16. Neither the SPV nor the Originator is, nor is controlled by, an
"investment company" within the meaning of the Investment Company Act of 1940,
as amended.
In giving the opinions in PARAGRAPHS 10 and 11, we have assumed that
the Originator's and the SPV's chief executive office will continue to be
located in Ohio. The conclusions expressed in PARAGRAPHS 10 and 11 are subject
to the accuracy of the personnel in the filing offices referred to above with
regard to the filing, indexing and recording of financing statements and notices
of Adverse Claim, and to the correctness of reports to us by [Insert name of
search company.][____________], who performed the searches of such records and
who made the filings on behalf of the Originator and the SPV in Ohio.
Exhibit I-5 Transfer and Administration Agreement
131
In giving the opinions set forth in PARAGRAPHS 10 and 11, we have
assumed that all filings as appropriate in the event of a change in the name,
identity or corporate structure of the debtor (or the Originator or assignor)
named in any financing statements and all continuation statements necessary
under the UCC to maintain the perfection of the First Tier Security Interest and
the Second Tier Security Interest in the Pool Receivables and the proceeds
thereof will be duly and timely filed. In giving such opinions, we also do not
express any opinion as to (a) transactions excluded from Article 9 of the UCC by
virtue of Section 9-104 of the UCC, (b) any security interest in proceeds except
to the extent that the validity and perfection of any interest in proceeds (as
such term is defined under the UCC) thereof that is covered by the Originator
Financing Statements or the SPV Financing Statements or any duly filed financing
statement referred to above may be permitted by Section 9-306 of the UCC, and
(c) any security interest that is terminated or released.

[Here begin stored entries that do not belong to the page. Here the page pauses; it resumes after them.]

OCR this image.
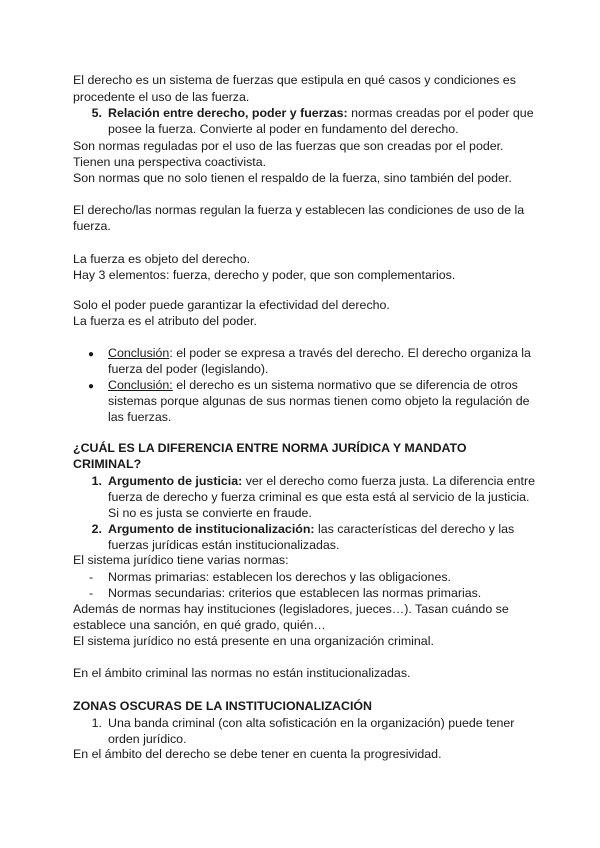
El derecho es un sistema de fuerzas que estipula en qué casos y condiciones es procedente el uso de las fuerza.

5. Relación entre derecho, poder y fuerzas: normas creadas por el poder que

posee la fuerza. Convierte al poder en fundamento del derecho.

Son normas reguladas por el uso de las fuerzas que son creadas por el poder.

Tienen una perspectiva coactivista.

Son normas que no solo tienen el respaldo de la fuerza, sino también del poder.

El derecho/las normas regulan la fuerza y establecen las condiciones de uso de la

fuerza.

La fuerza es objeto del derecho.

Hay 3 elementos: fuerza, derecho y poder, que son complementarios.

Solo el poder puede garantizar la efectividad del derecho.

La fuerza es el atributo del poder.

● Conclusión: el poder se expresa a través del derecho. El derecho organiza la

fuerza del poder (legislando).

● Conclusión: el derecho es un sistema normativo que se diferencia de otros

sistemas porque algunas de sus normas tienen como objeto la regulación de

las fuerzas.

¿CUÁL ES LA DIFERENCIA ENTRE NORMA JURÍDICA Y MANDATO

CRIMINAL?

1. Argumento de justicia: ver el derecho como fuerza justa. La diferencia entre

fuerza de derecho y fuerza criminal es que esta está al servicio de la justicia.

Si no es justa se convierte en fraude.

2. Argumento de institucionalización: las características del derecho y las

fuerzas jurídicas están institucionalizadas.

El sistema jurídico tiene varias normas:

- Normas primarias: establecen los derechos y las obligaciones.

- Normas secundarias: criterios que establecen las normas primarias.

Además de normas hay instituciones (legisladores, jueces…). Tasan cuándo se

establece una sanción, en qué grado, quién…

El sistema jurídico no está presente en una organización criminal.

En el ámbito criminal las normas no están institucionalizadas.

ZONAS OSCURAS DE LA INSTITUCIONALIZACIÓN

1. Una banda criminal (con alta sofisticación en la organización) puede tener

orden jurídico.

En el ámbito del derecho se debe tener en cuenta la progresividad.
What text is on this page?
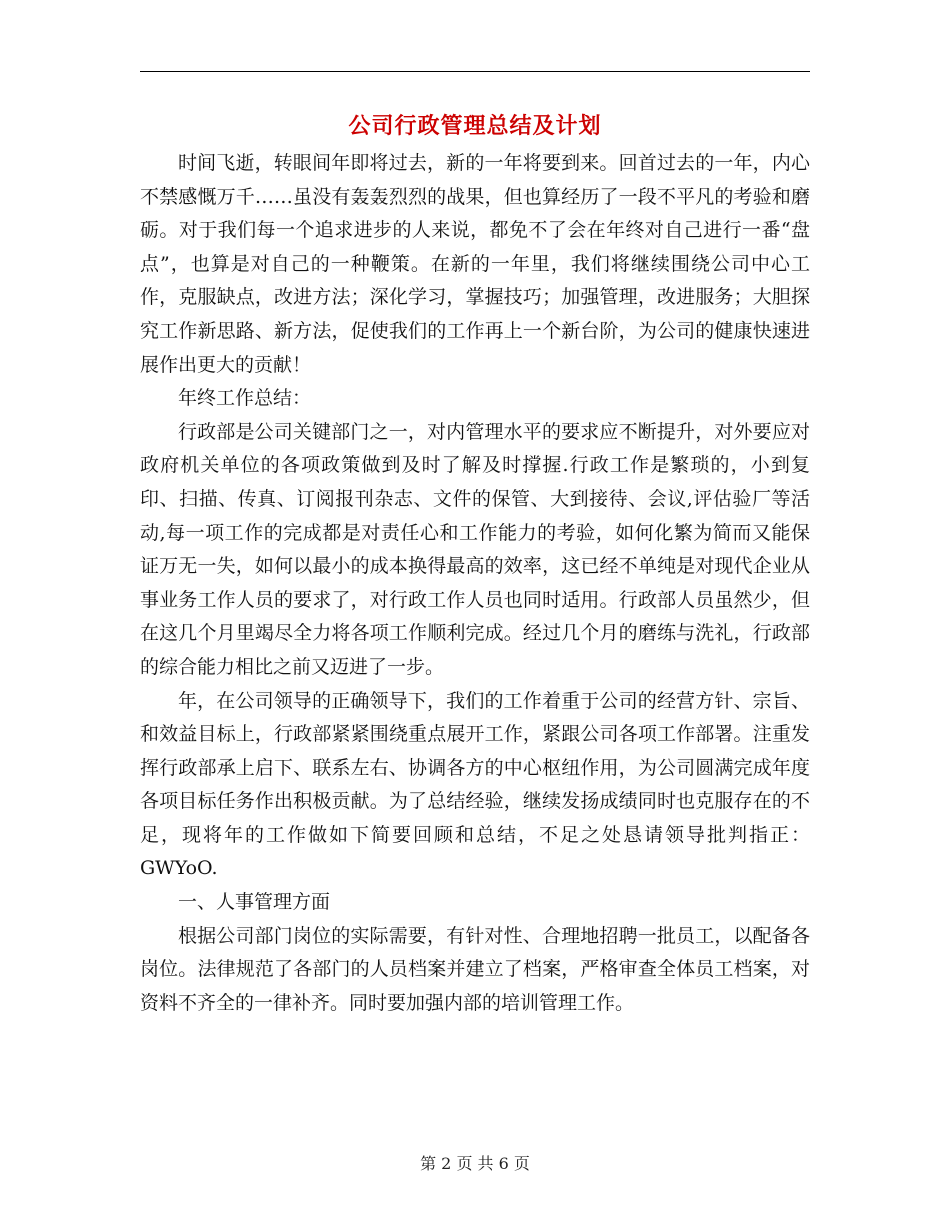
公司行政管理总结及计划

时间飞逝，转眼间年即将过去，新的一年将要到来。回首过去的一年，内心不禁感慨万千……虽没有轰轰烈烈的战果，但也算经历了一段不平凡的考验和磨砺。对于我们每一个追求进步的人来说，都免不了会在年终对自己进行一番“盘点”，也算是对自己的一种鞭策。在新的一年里，我们将继续围绕公司中心工作，克服缺点，改进方法；深化学习，掌握技巧；加强管理，改进服务；大胆探究工作新思路、新方法，促使我们的工作再上一个新台阶，为公司的健康快速进展作出更大的贡献！

年终工作总结：

行政部是公司关键部门之一，对内管理水平的要求应不断提升，对外要应对政府机关单位的各项政策做到及时了解及时撑握.行政工作是繁琐的，小到复印、扫描、传真、订阅报刊杂志、文件的保管、大到接待、会议,评估验厂等活动,每一项工作的完成都是对责任心和工作能力的考验，如何化繁为简而又能保证万无一失，如何以最小的成本换得最高的效率，这已经不单纯是对现代企业从事业务工作人员的要求了，对行政工作人员也同时适用。行政部人员虽然少，但在这几个月里竭尽全力将各项工作顺利完成。经过几个月的磨练与洗礼，行政部的综合能力相比之前又迈进了一步。

年，在公司领导的正确领导下，我们的工作着重于公司的经营方针、宗旨、和效益目标上，行政部紧紧围绕重点展开工作，紧跟公司各项工作部署。注重发挥行政部承上启下、联系左右、协调各方的中心枢纽作用，为公司圆满完成年度各项目标任务作出积极贡献。为了总结经验，继续发扬成绩同时也克服存在的不足，现将年的工作做如下简要回顾和总结，不足之处恳请领导批判指正：GWYoO.

一、人事管理方面

根据公司部门岗位的实际需要，有针对性、合理地招聘一批员工，以配备各岗位。法律规范了各部门的人员档案并建立了档案，严格审查全体员工档案，对资料不齐全的一律补齐。同时要加强内部的培训管理工作。

第 2 页 共 6 页
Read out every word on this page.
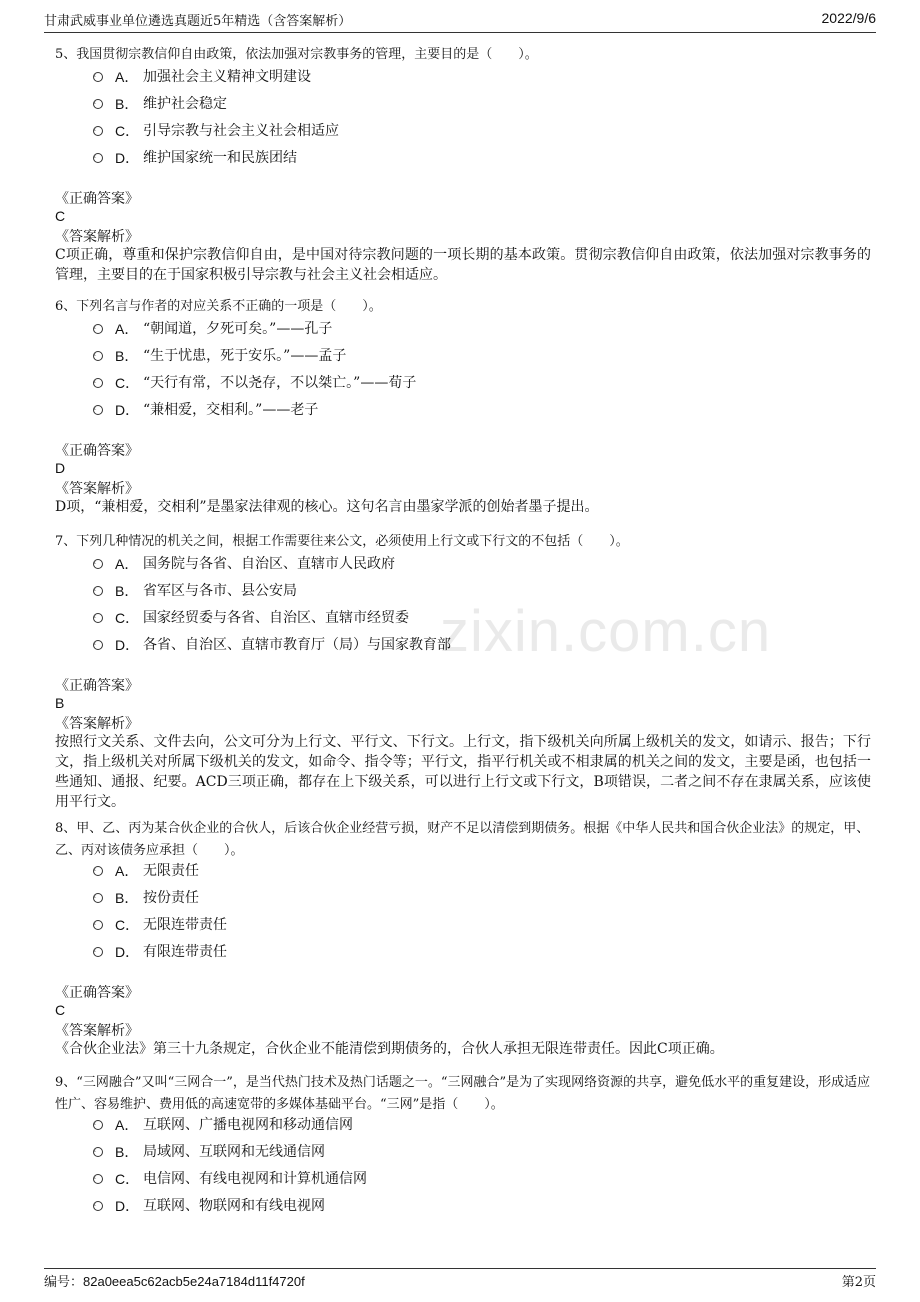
甘肃武威事业单位遴选真题近5年精选（含答案解析）	2022/9/6
zixin.com.cn

5、我国贯彻宗教信仰自由政策，依法加强对宗教事务的管理，主要目的是（　　）。

A． 加强社会主义精神文明建设
B． 维护社会稳定
C． 引导宗教与社会主义社会相适应
D． 维护国家统一和民族团结

《正确答案》

C

《答案解析》

C项正确，尊重和保护宗教信仰自由，是中国对待宗教问题的一项长期的基本政策。贯彻宗教信仰自由政策，依法加强对宗教事务的管理，主要目的在于国家积极引导宗教与社会主义社会相适应。

6、下列名言与作者的对应关系不正确的一项是（　　）。

A． “朝闻道，夕死可矣。”——孔子
B． “生于忧患，死于安乐。”——孟子
C． “天行有常，不以尧存，不以桀亡。”——荀子
D． “兼相爱，交相利。”——老子

《正确答案》

D

《答案解析》

D项，“兼相爱，交相利”是墨家法律观的核心。这句名言由墨家学派的创始者墨子提出。

7、下列几种情况的机关之间，根据工作需要往来公文，必须使用上行文或下行文的不包括（　　）。

A． 国务院与各省、自治区、直辖市人民政府
B． 省军区与各市、县公安局
C． 国家经贸委与各省、自治区、直辖市经贸委
D． 各省、自治区、直辖市教育厅（局）与国家教育部

《正确答案》

B

《答案解析》

按照行文关系、文件去向，公文可分为上行文、平行文、下行文。上行文，指下级机关向所属上级机关的发文，如请示、报告；下行文，指上级机关对所属下级机关的发文，如命令、指令等；平行文，指平行机关或不相隶属的机关之间的发文，主要是函，也包括一些通知、通报、纪要。ACD三项正确，都存在上下级关系，可以进行上行文或下行文，B项错误，二者之间不存在隶属关系，应该使用平行文。

8、甲、乙、丙为某合伙企业的合伙人，后该合伙企业经营亏损，财产不足以清偿到期债务。根据《中华人民共和国合伙企业法》的规定，甲、乙、丙对该债务应承担（　　）。

A． 无限责任
B． 按份责任
C． 无限连带责任
D． 有限连带责任

《正确答案》

C

《答案解析》

《合伙企业法》第三十九条规定，合伙企业不能清偿到期债务的，合伙人承担无限连带责任。因此C项正确。

9、“三网融合”又叫“三网合一”，是当代热门技术及热门话题之一。“三网融合”是为了实现网络资源的共享，避免低水平的重复建设，形成适应性广、容易维护、费用低的高速宽带的多媒体基础平台。“三网”是指（　　）。

A． 互联网、广播电视网和移动通信网
B． 局域网、互联网和无线通信网
C． 电信网、有线电视网和计算机通信网
D． 互联网、物联网和有线电视网
编号：82a0eea5c62acb5e24a7184d11f4720f	第2页
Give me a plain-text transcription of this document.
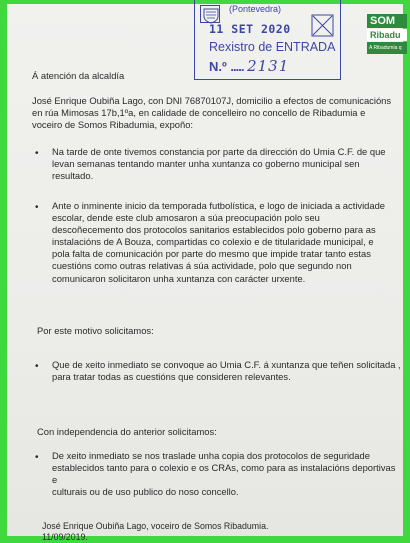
(Pontevedra)
11 SET 2020
Rexistro de ENTRADA
N.º ..... 2131
SOM
Ribadu
A Ribadumia q
Á atención da alcaldía
José Enrique Oubiña Lago, con DNI 76870107J, domicilio a efectos de comunicacións
en rúa Mimosas 17b,1ºa, en calidade de concelleiro no concello de Ribadumia e
voceiro de Somos Ribadumia, expoño:
• Na tarde de onte tivemos constancia por parte da dirección do Umia C.F. de que
levan semanas tentando manter unha xuntanza co goberno municipal sen
resultado.
• Ante o inminente inicio da temporada futbolística, e logo de iniciada a actividade
escolar, dende este club amosaron a súa preocupación polo seu
descoñecemento dos protocolos sanitarios establecidos polo goberno para as
instalacións de A Bouza, compartidas co colexio e de titularidade municipal, e
pola falta de comunicación por parte do mesmo que impide tratar tanto estas
cuestións como outras relativas á súa actividade, polo que segundo non
comunicaron solicitaron unha xuntanza con carácter urxente.
Por este motivo solicitamos:
• Que de xeito inmediato se convoque ao Umia C.F. á xuntanza que teñen solicitada ,
para tratar todas as cuestións que consideren relevantes.
Con independencia do anterior solicitamos:
• De xeito inmediato se nos traslade unha copia dos protocolos de seguridade
establecidos tanto para o colexio e os CRAs, como para as instalacións deportivas e
culturais ou de uso publico do noso concello.
José Enrique Oubiña Lago, voceiro de Somos Ribadumia.
11/09/2019.
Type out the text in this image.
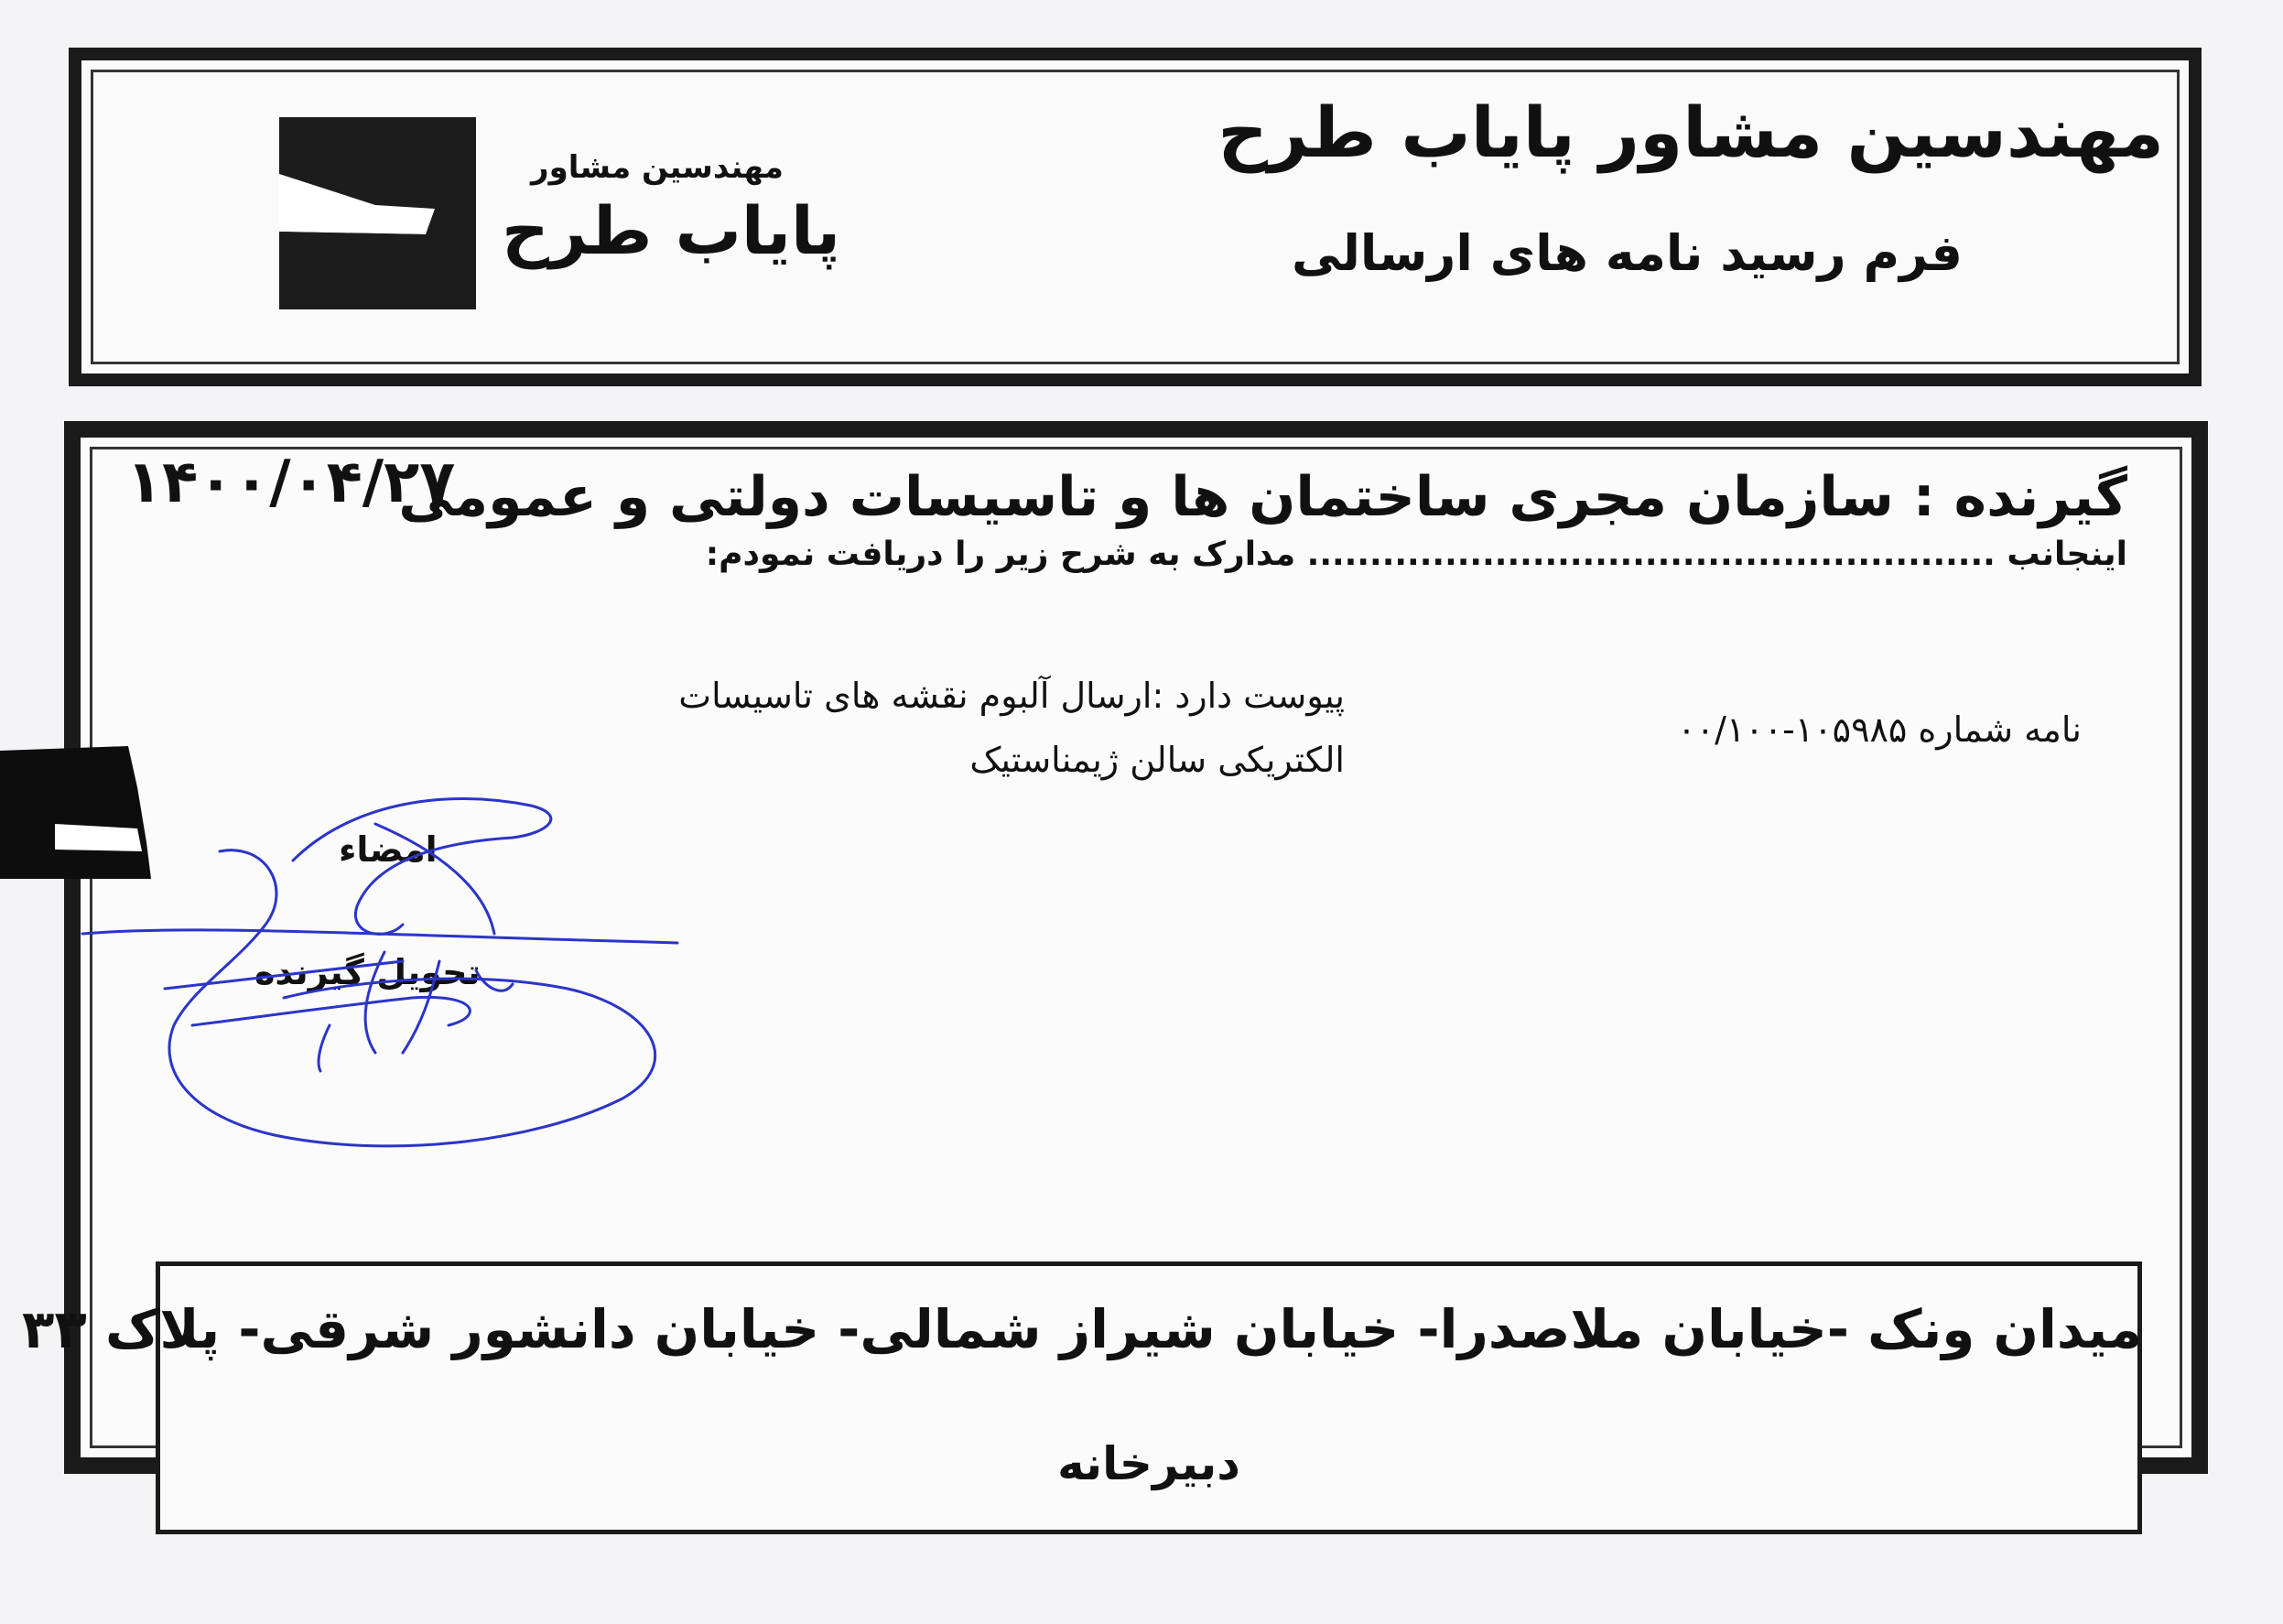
مهندسین مشاور پایاب طرح
فرم رسید نامه های ارسالی
مهندسین مشاور
پایاب طرح
۱۴۰۰/۰۴/۲۷
گیرنده : سازمان مجری ساختمان ها و تاسیسات دولتی و عمومی
اینجانب ....................................................... مدارک به شرح زیر را دریافت نمودم:
نامه شماره ۱۰۵۹۸۵-۰۰/۱۰۰
پیوست دارد :ارسال آلبوم نقشه های تاسیسات
الکتریکی سالن ژیمناستیک
امضاء
تحویل گیرنده
میدان ونک -خیابان ملاصدرا- خیابان شیراز شمالی- خیابان دانشور شرقی- پلاک ۳۳
دبیرخانه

The foregoing opinions and conclusions were given only in respect of
the laws of Ohio, the State of New York, the Delaware Limited Liability Company
Act and, to the extent specifically referred to herein, the Federal laws of the
United States of America.
This opinion has been delivered at your request for the purposes
contemplated by the Agreement. Without our prior written consent, this opinion
is not to be utilized or quoted for any other purpose and no one other than you
is entitled to rely thereon; provided, that any Alternate Investor, any Program
Support Provider and any placement agent or dealer of the Conduit Investor's
commercial paper may rely on this opinion as of it were addressed to them.